Meaning that if you decide to randomly binge a show like “Family Guy” or “The Office” while you eat dinner, you can be assured it will be months before you see the same episode twice.

That’s a big part of why these series are so popular in reruns—the ability to revisit the same familiar characters in hundreds of different situations, night after night.

Those sort of shows--PeerLogix’s Will Gorfein calls them “churn reducers” because their presence on a FAST or a Flix reassures viewers that they’ll always have something to watch--help to make services sticky and they are a strong part of TV culture--every generation grows up watching reruns of long-running network TV shows they missed in the first go round. (For me it was everything from “I Dream of Jeannie” to “The Brady Bunch”.)

And therein lies the problem: three seasons of twelve episodes make a show that’s easy to binge watch. Once. Or, like great BBC comedies like “Fawlty Towers” (12 episodes total), every few years. But it’s certainly not something you’d watch day in and day out.

So who will take the first step away from the 12 episode streaming season? The Flixes whose parent companies have roots in traditional TV— Peacock, Paramount+, Disney+, Hulu, even HBO Max—are likely to be the first to create shows with longer seasons, releasing episodes weekly to create a sense of continuity over the year. Plus, given that they will all have an ad-supported option, it’s a lot easier to sell ads across 25 episodes of a popular series than it is to sell them across 12. 

The Human Factor

There’s a secondary reason too that the Flixes may want to consider longer seasons too: it creates a much more stable working environment for Hollywood’s actors, writers, directors, showrunners and crews.
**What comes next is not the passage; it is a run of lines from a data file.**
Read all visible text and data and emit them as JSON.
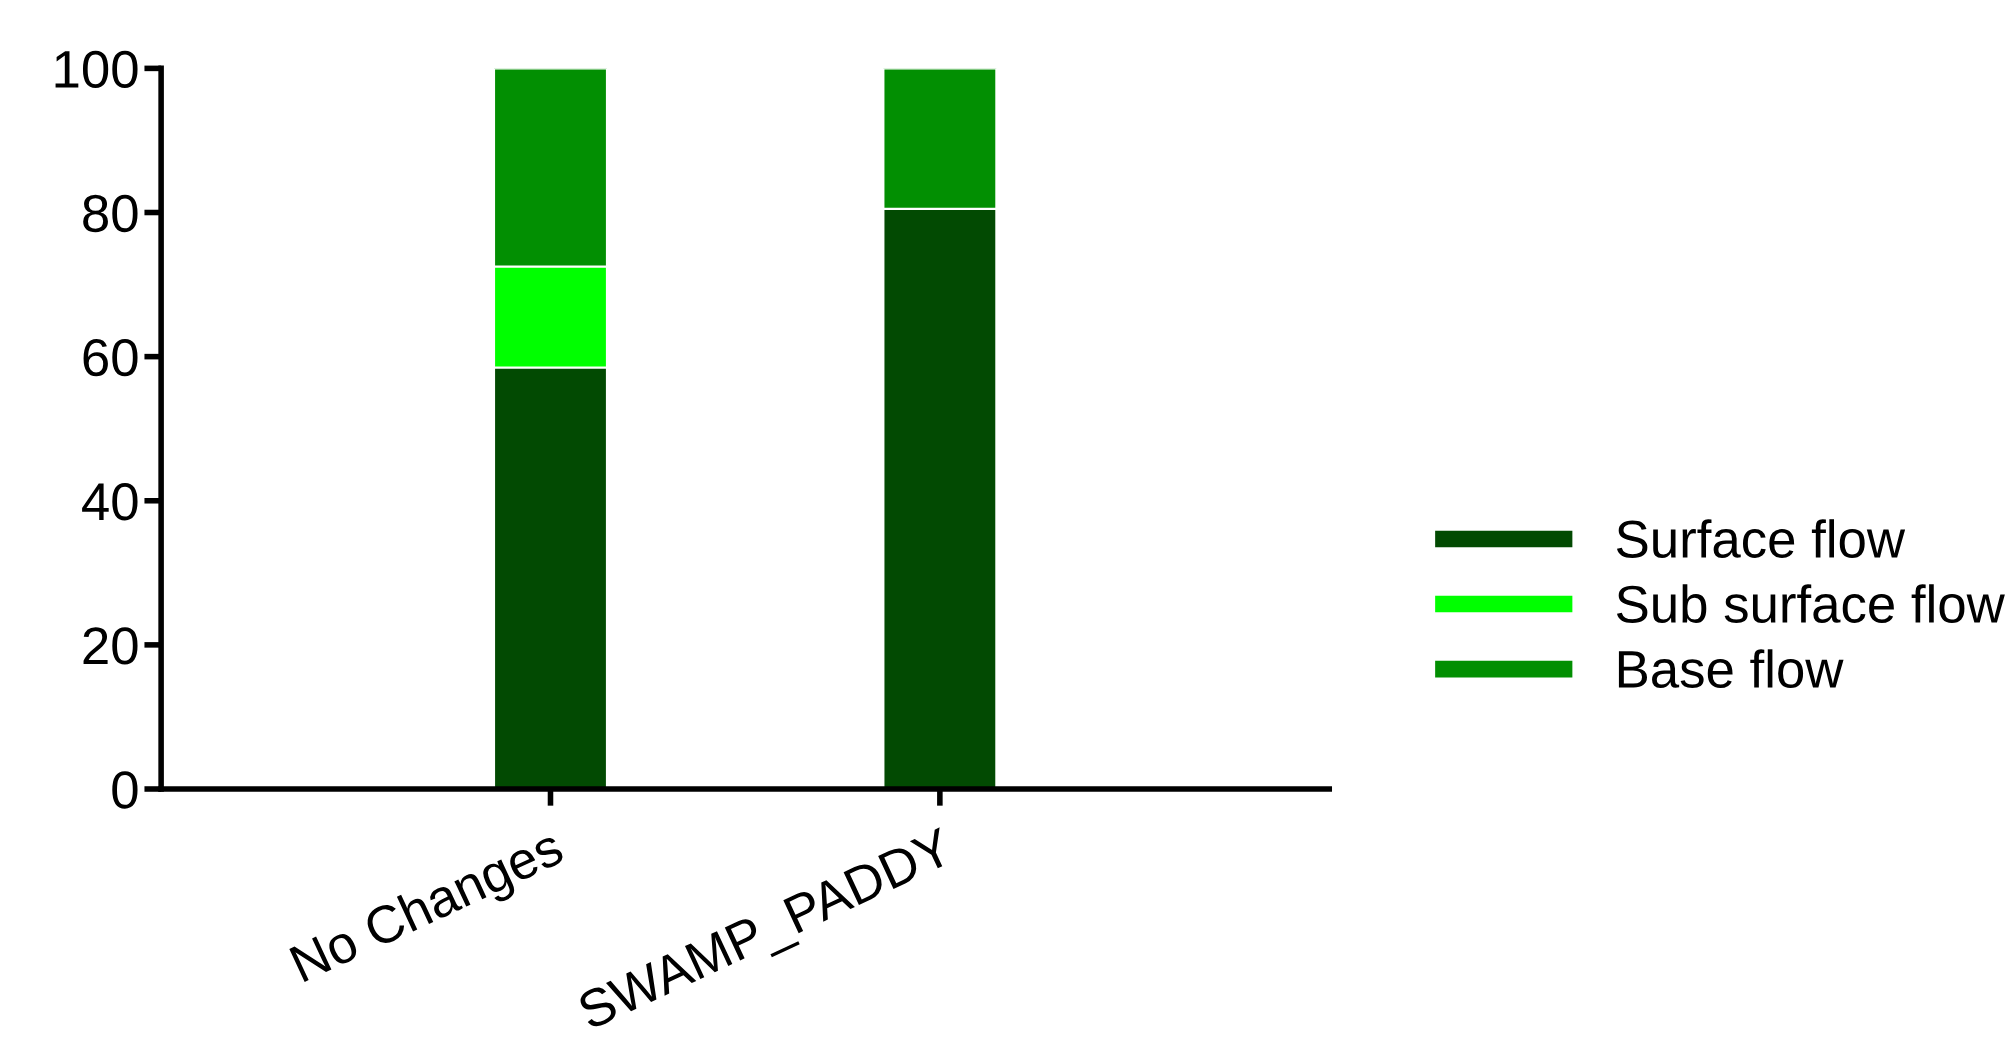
{
  "chart_data": {
    "type": "bar",
    "stacked": true,
    "categories": [
      "No Changes",
      "SWAMP_PADDY"
    ],
    "series": [
      {
        "name": "Surface flow",
        "color": "#024a02",
        "values": [
          58.5,
          80.5
        ]
      },
      {
        "name": "Sub surface flow",
        "color": "#00ff00",
        "values": [
          14,
          0
        ]
      },
      {
        "name": "Base flow",
        "color": "#028f02",
        "values": [
          27.5,
          19.5
        ]
      }
    ],
    "ylim": [
      0,
      100
    ],
    "yticks": [
      0,
      20,
      40,
      60,
      80,
      100
    ],
    "grid": false,
    "legend": "right"
  }
}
This is something that does not get enough play from the trade press, but for Hollywood’s creative community, there’s a great deal of security that goes out the window when you move from a 25 episodes season to an 8 episode one.

Now granted even a really successful show might only last six seasons, but, for those six years, your employment is secured. You might use the summers you have off to work on other projects, but the reality is, with a 25 week season, you are employed full time, verus a streaming series, where you’re only covered for a couple of months.

That means even if the show becomes a hit, you need to find something else to do for the rest of the year--the money you get from those episodes is rarely enough to tide you over until the next season starts. 

That puts a lot of stress on the entire cast and crew, as they are working on one project while scrambling to find another one.

Worse still, streaming series don’t have any sort of regular schedule that, for instance, someone with a family can plan their lives around.

There might be a nine-month gap between seasons one and two, or there may be a 15-month gap. Which makes it harder for the producers to get everyone back together, especially if the actors have gone on to work on something else.

It’s the scrambling that’s hardest, or at least that is what I hear from friends on the creative end of the industry: not knowing what their next gig will be creates hardship, especially for people with families who need to factor things like their children’s school schedules into the equation.

Now granted, writing and acting jobs on a Netflix or Amazon series aren’t exactly minimum wage gigs. But the real payday for anyone working on the creative end is when a long-running series gets sold into syndication and the money that flows from those deals, aka why the cast of “Modern Family” will never really have to work again.

If the industry wants to continue to attract the best and the brightest, it will need to recreate the sort of stability (or quasi-stability) that make it easy for people to see it as a lifetime career with the potential for a sizable pot of gold if everything goes right.

Given that the solution to that will also give us the sort of 200 episode series that will then become comfort food TV for the next generation, the decision would seem like a no-brainer.

Which is unfortunately never a sure bet in Hollywood.